Las ciencias, especialmente las sociales, acaban teniendo una influencia muy fuerte de la correlación ideológica y de la pirámide de poder en cada momento. Por eso cuando hay vacas gordas todo el viento sopla a favor, pero cuando hay vacas flacas caen rayos sobre los falsos profetas del bienestar o los exagerados profetas del apocalipsis.

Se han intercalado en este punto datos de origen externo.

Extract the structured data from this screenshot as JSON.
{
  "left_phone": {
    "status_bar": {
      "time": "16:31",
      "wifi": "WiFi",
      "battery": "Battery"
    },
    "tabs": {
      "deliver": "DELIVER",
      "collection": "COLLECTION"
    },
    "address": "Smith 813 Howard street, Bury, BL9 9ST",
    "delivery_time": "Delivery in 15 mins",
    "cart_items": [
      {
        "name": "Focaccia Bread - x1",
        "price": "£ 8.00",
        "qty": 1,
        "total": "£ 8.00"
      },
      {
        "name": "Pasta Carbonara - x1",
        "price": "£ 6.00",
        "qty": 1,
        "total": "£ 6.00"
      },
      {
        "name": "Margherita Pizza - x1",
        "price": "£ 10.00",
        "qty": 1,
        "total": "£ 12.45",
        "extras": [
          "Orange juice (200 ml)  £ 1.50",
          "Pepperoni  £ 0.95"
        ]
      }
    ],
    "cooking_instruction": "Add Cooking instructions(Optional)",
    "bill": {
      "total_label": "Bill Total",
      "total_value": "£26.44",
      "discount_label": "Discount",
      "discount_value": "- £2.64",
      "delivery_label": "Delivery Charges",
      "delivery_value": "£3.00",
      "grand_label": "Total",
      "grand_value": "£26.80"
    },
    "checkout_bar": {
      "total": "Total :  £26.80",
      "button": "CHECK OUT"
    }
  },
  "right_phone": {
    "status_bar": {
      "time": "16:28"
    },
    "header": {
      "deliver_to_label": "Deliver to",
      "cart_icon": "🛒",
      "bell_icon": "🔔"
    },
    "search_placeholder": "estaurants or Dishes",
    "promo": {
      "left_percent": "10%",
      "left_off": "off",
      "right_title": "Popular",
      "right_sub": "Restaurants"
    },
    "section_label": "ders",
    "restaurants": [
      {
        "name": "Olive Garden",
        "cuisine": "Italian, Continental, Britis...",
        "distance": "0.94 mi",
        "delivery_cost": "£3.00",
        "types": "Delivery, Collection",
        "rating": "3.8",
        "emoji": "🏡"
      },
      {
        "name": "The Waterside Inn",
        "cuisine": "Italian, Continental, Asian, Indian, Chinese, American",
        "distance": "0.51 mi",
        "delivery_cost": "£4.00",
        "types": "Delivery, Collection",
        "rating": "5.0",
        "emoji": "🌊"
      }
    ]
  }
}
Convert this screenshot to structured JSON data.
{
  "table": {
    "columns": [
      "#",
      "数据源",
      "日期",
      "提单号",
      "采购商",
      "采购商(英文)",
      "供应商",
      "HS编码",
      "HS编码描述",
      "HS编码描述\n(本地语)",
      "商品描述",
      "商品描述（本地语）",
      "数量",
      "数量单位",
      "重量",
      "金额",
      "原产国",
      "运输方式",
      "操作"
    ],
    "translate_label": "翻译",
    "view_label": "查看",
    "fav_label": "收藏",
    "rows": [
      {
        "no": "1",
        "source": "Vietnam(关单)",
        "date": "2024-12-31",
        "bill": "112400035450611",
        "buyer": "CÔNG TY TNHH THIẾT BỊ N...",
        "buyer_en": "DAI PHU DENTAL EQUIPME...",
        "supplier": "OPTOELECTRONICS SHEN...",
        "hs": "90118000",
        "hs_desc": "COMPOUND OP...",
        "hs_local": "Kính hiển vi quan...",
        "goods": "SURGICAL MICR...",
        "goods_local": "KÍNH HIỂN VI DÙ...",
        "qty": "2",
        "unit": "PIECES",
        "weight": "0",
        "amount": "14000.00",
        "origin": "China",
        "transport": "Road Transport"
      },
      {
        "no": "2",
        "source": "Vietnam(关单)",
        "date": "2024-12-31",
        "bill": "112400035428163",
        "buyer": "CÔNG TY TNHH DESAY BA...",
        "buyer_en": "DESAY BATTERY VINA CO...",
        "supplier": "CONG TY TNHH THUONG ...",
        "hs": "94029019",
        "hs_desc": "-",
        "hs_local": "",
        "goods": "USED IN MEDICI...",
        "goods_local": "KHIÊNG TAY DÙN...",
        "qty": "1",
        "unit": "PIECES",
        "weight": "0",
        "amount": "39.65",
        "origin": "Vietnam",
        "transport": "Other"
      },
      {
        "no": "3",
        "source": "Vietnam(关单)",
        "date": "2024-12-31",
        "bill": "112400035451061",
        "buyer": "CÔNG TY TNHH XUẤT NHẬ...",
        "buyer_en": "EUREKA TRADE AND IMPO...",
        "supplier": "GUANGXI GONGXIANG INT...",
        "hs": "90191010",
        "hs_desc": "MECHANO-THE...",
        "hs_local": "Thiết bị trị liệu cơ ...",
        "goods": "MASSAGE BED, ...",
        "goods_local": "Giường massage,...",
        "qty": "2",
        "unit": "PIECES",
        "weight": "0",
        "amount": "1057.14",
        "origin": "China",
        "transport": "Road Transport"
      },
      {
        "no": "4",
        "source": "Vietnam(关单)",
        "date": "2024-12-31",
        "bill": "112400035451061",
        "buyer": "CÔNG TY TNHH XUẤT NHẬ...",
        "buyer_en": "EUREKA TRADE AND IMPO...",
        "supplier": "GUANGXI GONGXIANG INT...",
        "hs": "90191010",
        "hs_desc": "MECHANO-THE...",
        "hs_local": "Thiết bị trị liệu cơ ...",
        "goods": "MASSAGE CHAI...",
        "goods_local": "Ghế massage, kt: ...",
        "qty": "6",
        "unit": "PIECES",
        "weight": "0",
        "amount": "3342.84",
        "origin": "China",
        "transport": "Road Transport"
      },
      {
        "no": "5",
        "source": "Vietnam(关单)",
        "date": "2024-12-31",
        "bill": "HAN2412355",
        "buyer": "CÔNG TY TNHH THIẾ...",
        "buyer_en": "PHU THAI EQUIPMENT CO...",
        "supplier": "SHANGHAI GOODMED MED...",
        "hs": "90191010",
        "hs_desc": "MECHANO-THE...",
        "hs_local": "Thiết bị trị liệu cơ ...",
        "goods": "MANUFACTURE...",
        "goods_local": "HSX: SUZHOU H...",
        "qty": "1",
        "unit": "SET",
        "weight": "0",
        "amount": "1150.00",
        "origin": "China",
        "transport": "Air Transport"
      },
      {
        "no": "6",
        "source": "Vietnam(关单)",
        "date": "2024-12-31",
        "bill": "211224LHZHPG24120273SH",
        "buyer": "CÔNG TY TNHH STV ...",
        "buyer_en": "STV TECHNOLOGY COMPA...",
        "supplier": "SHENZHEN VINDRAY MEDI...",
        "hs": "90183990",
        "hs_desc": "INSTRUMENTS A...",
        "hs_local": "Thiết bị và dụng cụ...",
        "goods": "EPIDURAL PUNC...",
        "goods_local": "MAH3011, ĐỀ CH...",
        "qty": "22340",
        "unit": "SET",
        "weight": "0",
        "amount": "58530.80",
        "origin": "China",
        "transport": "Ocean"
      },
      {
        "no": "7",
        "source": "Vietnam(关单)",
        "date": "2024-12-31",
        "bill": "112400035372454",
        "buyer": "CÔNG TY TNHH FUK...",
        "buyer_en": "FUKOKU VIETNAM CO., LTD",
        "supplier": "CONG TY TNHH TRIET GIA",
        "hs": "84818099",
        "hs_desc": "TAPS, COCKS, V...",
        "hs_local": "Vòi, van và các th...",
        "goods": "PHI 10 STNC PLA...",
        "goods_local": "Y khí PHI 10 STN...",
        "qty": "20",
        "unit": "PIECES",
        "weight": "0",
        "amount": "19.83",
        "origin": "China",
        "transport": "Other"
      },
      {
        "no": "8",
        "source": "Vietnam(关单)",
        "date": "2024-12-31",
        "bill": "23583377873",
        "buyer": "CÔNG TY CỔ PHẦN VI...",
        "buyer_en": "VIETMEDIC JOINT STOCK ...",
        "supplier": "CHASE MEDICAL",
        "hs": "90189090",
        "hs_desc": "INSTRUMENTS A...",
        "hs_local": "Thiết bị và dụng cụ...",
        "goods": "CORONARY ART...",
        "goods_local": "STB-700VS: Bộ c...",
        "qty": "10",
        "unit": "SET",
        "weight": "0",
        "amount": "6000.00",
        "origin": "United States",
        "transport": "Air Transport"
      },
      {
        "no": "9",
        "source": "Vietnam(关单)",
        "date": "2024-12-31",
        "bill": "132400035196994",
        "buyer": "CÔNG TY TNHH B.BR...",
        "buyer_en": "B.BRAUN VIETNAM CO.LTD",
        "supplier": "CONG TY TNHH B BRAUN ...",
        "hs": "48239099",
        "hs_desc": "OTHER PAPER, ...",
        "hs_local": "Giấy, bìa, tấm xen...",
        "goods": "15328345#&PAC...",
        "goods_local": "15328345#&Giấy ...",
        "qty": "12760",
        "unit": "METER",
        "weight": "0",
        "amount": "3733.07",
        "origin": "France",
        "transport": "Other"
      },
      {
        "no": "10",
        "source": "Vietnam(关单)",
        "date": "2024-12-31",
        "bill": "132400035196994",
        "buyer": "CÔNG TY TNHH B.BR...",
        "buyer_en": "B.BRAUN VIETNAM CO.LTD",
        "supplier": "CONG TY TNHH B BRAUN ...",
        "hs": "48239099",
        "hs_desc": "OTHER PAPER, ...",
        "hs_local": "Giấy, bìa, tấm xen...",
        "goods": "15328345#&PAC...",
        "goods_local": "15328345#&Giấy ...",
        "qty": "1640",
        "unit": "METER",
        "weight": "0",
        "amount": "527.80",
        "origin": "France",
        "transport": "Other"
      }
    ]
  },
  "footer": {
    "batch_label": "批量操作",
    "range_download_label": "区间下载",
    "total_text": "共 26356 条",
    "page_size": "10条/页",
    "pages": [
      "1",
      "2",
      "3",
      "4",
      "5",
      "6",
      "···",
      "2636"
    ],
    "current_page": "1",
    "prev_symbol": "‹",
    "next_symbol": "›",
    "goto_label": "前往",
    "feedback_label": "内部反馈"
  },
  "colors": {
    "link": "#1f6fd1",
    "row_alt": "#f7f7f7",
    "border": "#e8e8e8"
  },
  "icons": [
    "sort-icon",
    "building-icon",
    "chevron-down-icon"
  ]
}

De todo esto se habla en el número monográfico de Eines, la revista teórica que la Fundación Irla ha presentado esta semana en Barcelona. Este número se dedica a reflexionar sobre el oficio de los/ las economistas. Es un ejercicio sano que no todas las ramas académicas son capaces de realizar. También es cierto que el autobombo realizado en ocasiones por mediáticos representantes de la profesión en la época de la guerra fría, donde todo era previsible, y en la posguerra de la abundancia donde todo parecía posible, ha tenido una dura penitencia con la crisis. Crisis que no sólo ha sido poco prevista, sino que está todavía dudosamente interpretada y menos con seguridades sobre las perspectivas de su evolución.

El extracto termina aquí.